Ikuti tryout SKB. Tryout membantu mengukur kesiapan, mengatur waktu, dan mengenali pola penilaian.
Persiapan yang matang menjadi kunci utama dalam menghadapi SKB CPNS. Dengan mempelajari materi pokok, berlatih soal, dan mengikuti tryout SKB CPNS untuk jabatan Penata Laksana Jalan dan Jembatan Terampil, peserta dapat meningkatkan pemahaman dan kepercayaan diri sebelum ujian. Semoga panduan ini membantu perjalananmu menuju kelulusan CPNS.
Pertanyaan Seputar SKB CPNS Penata Laksana Jalan dan Jembatan Terampil
SKB CPNS Penata Laksana Jalan dan Jembatan Terampil adalah seleksi kompetensi bidang yang menguji kemampuan teknis sesuai jabatan yang dilamar.
Materi SKB CPNS Penata Laksana Jalan dan Jembatan Terampil meliputi materi teknis jabatan, regulasi terkait, serta tugas dan fungsi jabatan.

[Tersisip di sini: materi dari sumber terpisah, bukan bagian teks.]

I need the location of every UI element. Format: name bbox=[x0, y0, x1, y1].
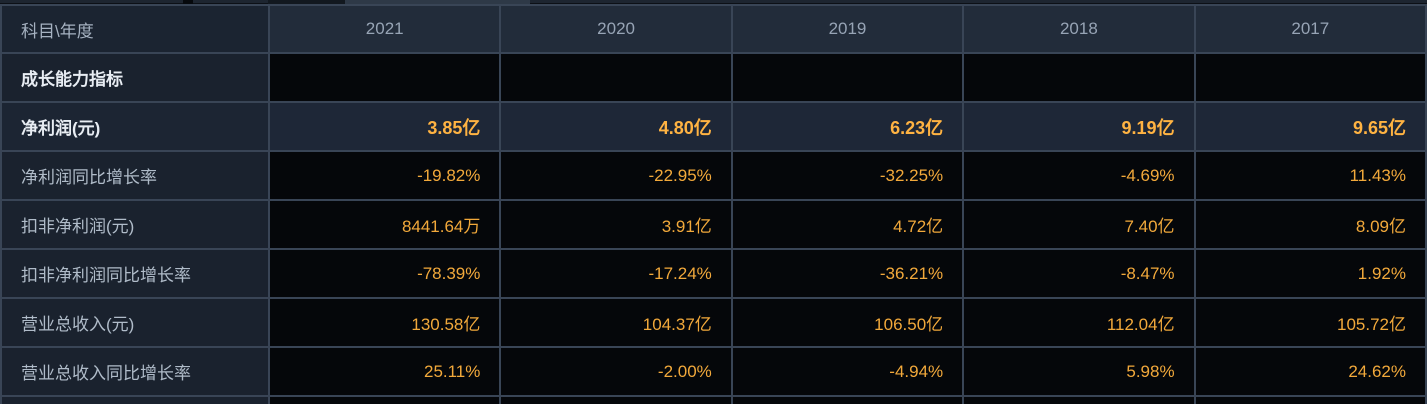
financial-metrics-table: 科目\年度 2021 2020 2019 2018 2017 成长能力指标 净利… bbox=[0, 4, 1427, 404]
value-number: 4.80 bbox=[658, 117, 694, 138]
value-unit: 亿 bbox=[925, 117, 944, 138]
row-label-cell: 扣非净利润(元) bbox=[0, 199, 270, 250]
section-row-label: 成长能力指标 bbox=[0, 52, 270, 103]
column-header-year-2017: 2017 bbox=[1193, 4, 1427, 54]
value-number: 9.65 bbox=[1352, 117, 1388, 138]
value-unit: 亿 bbox=[693, 117, 712, 138]
value-cell: -36.21% bbox=[730, 248, 965, 299]
row-label-cell: 营业总收入(元) bbox=[0, 297, 270, 348]
row-label-cell: 净利润同比增长率 bbox=[0, 150, 270, 201]
value-cell: 24.62% bbox=[1193, 346, 1427, 397]
value-cell: 9.19亿 bbox=[962, 101, 1196, 152]
value-cell: 7.40亿 bbox=[962, 199, 1196, 250]
value-cell: 5.98% bbox=[962, 346, 1196, 397]
row-label-cell: 扣非净利润同比增长率 bbox=[0, 248, 270, 299]
value-unit: 亿 bbox=[1388, 117, 1406, 138]
value-cell: 8.09亿 bbox=[1193, 199, 1427, 250]
row-non-gaap-net-profit[interactable]: 扣非净利润(元) 8441.64万 3.91亿 4.72亿 7.40亿 8.09… bbox=[0, 199, 1427, 250]
value-cell: 130.58亿 bbox=[267, 297, 502, 348]
value-unit: 亿 bbox=[1156, 117, 1175, 138]
value-unit: 亿 bbox=[462, 117, 481, 138]
value-cell bbox=[267, 395, 502, 404]
row-net-profit[interactable]: 净利润(元) 3.85亿 4.80亿 6.23亿 9.19亿 9.65亿 bbox=[0, 101, 1427, 152]
value-cell: 8441.64万 bbox=[267, 199, 502, 250]
value-cell: -22.95% bbox=[499, 150, 733, 201]
column-header-year-2021: 2021 bbox=[267, 4, 502, 54]
value-cell: 4.72亿 bbox=[730, 199, 965, 250]
value-cell: 1.92% bbox=[1193, 248, 1427, 299]
row-non-gaap-net-profit-growth[interactable]: 扣非净利润同比增长率 -78.39% -17.24% -36.21% -8.47… bbox=[0, 248, 1427, 299]
value-number: 6.23 bbox=[890, 117, 926, 138]
table-top-clip bbox=[0, 0, 1427, 4]
top-strip-dark-segment bbox=[268, 0, 345, 4]
value-cell: 25.11% bbox=[267, 346, 502, 397]
row-total-revenue-growth[interactable]: 营业总收入同比增长率 25.11% -2.00% -4.94% 5.98% 24… bbox=[0, 346, 1427, 397]
value-cell: 112.04亿 bbox=[962, 297, 1196, 348]
header-row: 科目\年度 2021 2020 2019 2018 2017 bbox=[0, 4, 1427, 54]
value-cell: 105.72亿 bbox=[1193, 297, 1427, 348]
value-cell: -2.00% bbox=[499, 346, 733, 397]
value-number: 3.85 bbox=[427, 117, 463, 138]
row-label-cell: 净利润(元) bbox=[0, 101, 270, 152]
value-cell: -32.25% bbox=[730, 150, 965, 201]
empty-cell bbox=[499, 52, 733, 103]
value-cell: 4.80亿 bbox=[499, 101, 733, 152]
value-cell: -4.94% bbox=[730, 346, 965, 397]
horizontal-scrollbar-thumb[interactable] bbox=[345, 0, 530, 4]
value-cell bbox=[962, 395, 1196, 404]
top-strip-dark-dash bbox=[183, 0, 193, 4]
empty-cell bbox=[730, 52, 965, 103]
row-net-profit-growth[interactable]: 净利润同比增长率 -19.82% -22.95% -32.25% -4.69% … bbox=[0, 150, 1427, 201]
empty-cell bbox=[1193, 52, 1427, 103]
row-total-revenue[interactable]: 营业总收入(元) 130.58亿 104.37亿 106.50亿 112.04亿… bbox=[0, 297, 1427, 348]
value-cell: -19.82% bbox=[267, 150, 502, 201]
column-header-subject: 科目\年度 bbox=[0, 4, 270, 54]
value-cell: -8.47% bbox=[962, 248, 1196, 299]
value-cell: 3.85亿 bbox=[267, 101, 502, 152]
value-cell: 11.43% bbox=[1193, 150, 1427, 201]
value-cell: 9.65亿 bbox=[1193, 101, 1427, 152]
row-label-cell: 营业总收入同比增长率 bbox=[0, 346, 270, 397]
value-cell: -78.39% bbox=[267, 248, 502, 299]
value-cell: 104.37亿 bbox=[499, 297, 733, 348]
value-cell bbox=[499, 395, 733, 404]
value-number: 9.19 bbox=[1121, 117, 1157, 138]
empty-cell bbox=[962, 52, 1196, 103]
empty-cell bbox=[267, 52, 502, 103]
value-cell: -17.24% bbox=[499, 248, 733, 299]
column-header-year-2018: 2018 bbox=[962, 4, 1196, 54]
value-cell bbox=[1193, 395, 1427, 404]
value-cell: 6.23亿 bbox=[730, 101, 965, 152]
value-cell: 3.91亿 bbox=[499, 199, 733, 250]
value-cell: -4.69% bbox=[962, 150, 1196, 201]
partial-clipped-row bbox=[0, 395, 1427, 404]
value-cell: 106.50亿 bbox=[730, 297, 965, 348]
row-label-cell bbox=[0, 395, 270, 404]
section-row-growth-indicators[interactable]: 成长能力指标 bbox=[0, 52, 1427, 103]
column-header-year-2019: 2019 bbox=[730, 4, 965, 54]
column-header-year-2020: 2020 bbox=[499, 4, 733, 54]
value-cell bbox=[730, 395, 965, 404]
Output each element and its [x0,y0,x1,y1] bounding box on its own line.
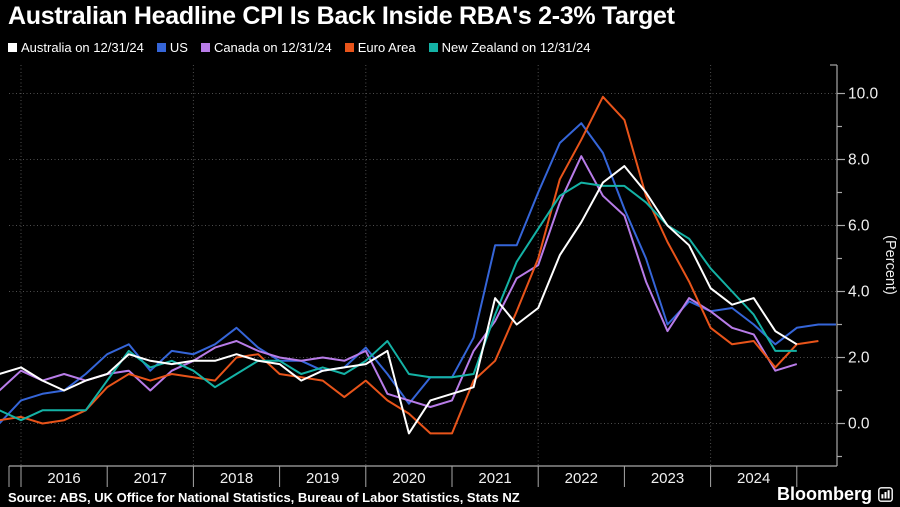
legend-swatch-new-zealand [428,43,438,52]
legend-label-new-zealand: New Zealand on 12/31/24 [441,40,591,55]
bloomberg-wordmark: Bloomberg [776,484,872,504]
legend-label-euro-area: Euro Area [357,40,416,55]
chart-legend: Australia on 12/31/24 US Canada on 12/31/2… [8,40,590,55]
series-line-canada [0,155,798,408]
x-tick-label-2024: 2024 [737,470,770,487]
bloomberg-logo: Bloomberg [777,484,893,505]
series-line-euro-area [0,95,819,435]
y-tick-label-2: 2.0 [848,350,870,367]
chart-title: Australian Headline CPI Is Back Inside R… [8,2,675,30]
legend-swatch-australia [8,43,17,52]
legend-item-australia: Australia on 12/31/24 [8,40,144,55]
x-tick-label-2016: 2016 [47,470,80,487]
x-tick-label-2019: 2019 [306,470,339,487]
legend-swatch-canada [200,43,210,52]
legend-item-canada: Canada on 12/31/24 [200,40,332,55]
bloomberg-chart-icon [878,487,893,502]
x-tick-label-2021: 2021 [478,470,511,487]
x-tick-label-2020: 2020 [392,470,425,487]
legend-swatch-us [156,43,166,52]
y-tick-label-6: 6.0 [848,218,870,235]
y-tick-label-10: 10.0 [848,86,879,103]
y-tick-label-4: 4.0 [848,284,870,301]
x-tick-label-2023: 2023 [651,470,684,487]
y-tick-label-8: 8.0 [848,152,870,169]
x-tick-label-2017: 2017 [134,470,167,487]
legend-label-canada: Canada on 12/31/24 [213,40,332,55]
series-line-australia [0,165,798,435]
legend-item-us: US [156,40,188,55]
legend-item-euro-area: Euro Area [344,40,416,55]
y-tick-label-0: 0.0 [848,416,870,433]
x-tick-label-2018: 2018 [220,470,253,487]
legend-label-us: US [169,40,188,55]
y-axis-title: (Percent) [882,235,898,295]
legend-swatch-euro-area [344,43,354,52]
series-line-new-zealand [0,181,797,422]
source-note: Source: ABS, UK Office for National Stat… [8,490,520,505]
legend-label-australia: Australia on 12/31/24 [21,40,144,55]
x-tick-label-2022: 2022 [565,470,598,487]
legend-item-new-zealand: New Zealand on 12/31/24 [428,40,591,55]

Jumlah soal SKB CPNS umumnya berkisar 80 hingga 100 soal dalam bentuk pilihan ganda, dengan durasi pengerjaan 90 menit. Soal berjumlah 100 diberikan jika materi tidak dominan hitungan, sementara 80 soal digunakan jika materi dominan hitungan.
Untuk lulus SKB CPNS Penata Laksana Jalan dan Jembatan Terampil, pelajari materi jabatan, latihan soal secara rutin, dan ikuti simulasi tryout.
SKB CPNS tidak memiliki passing grade tetap, namun nilai akan digabung dengan SKD dan diranking sesuai formasi.
Soal SKB CPNS Penata Laksana Jalan dan Jembatan Terampil tidak sama setiap tahun, namun pola materi dan kompetensi yang diujikan relatif serupa sesuai kebutuhan jabatan.
Tingkat kesulitan SKB CPNS Penata Laksana Jalan dan Jembatan Terampil tergantung pemahaman materi, namun dapat ditingkatkan dengan latihan yang konsisten.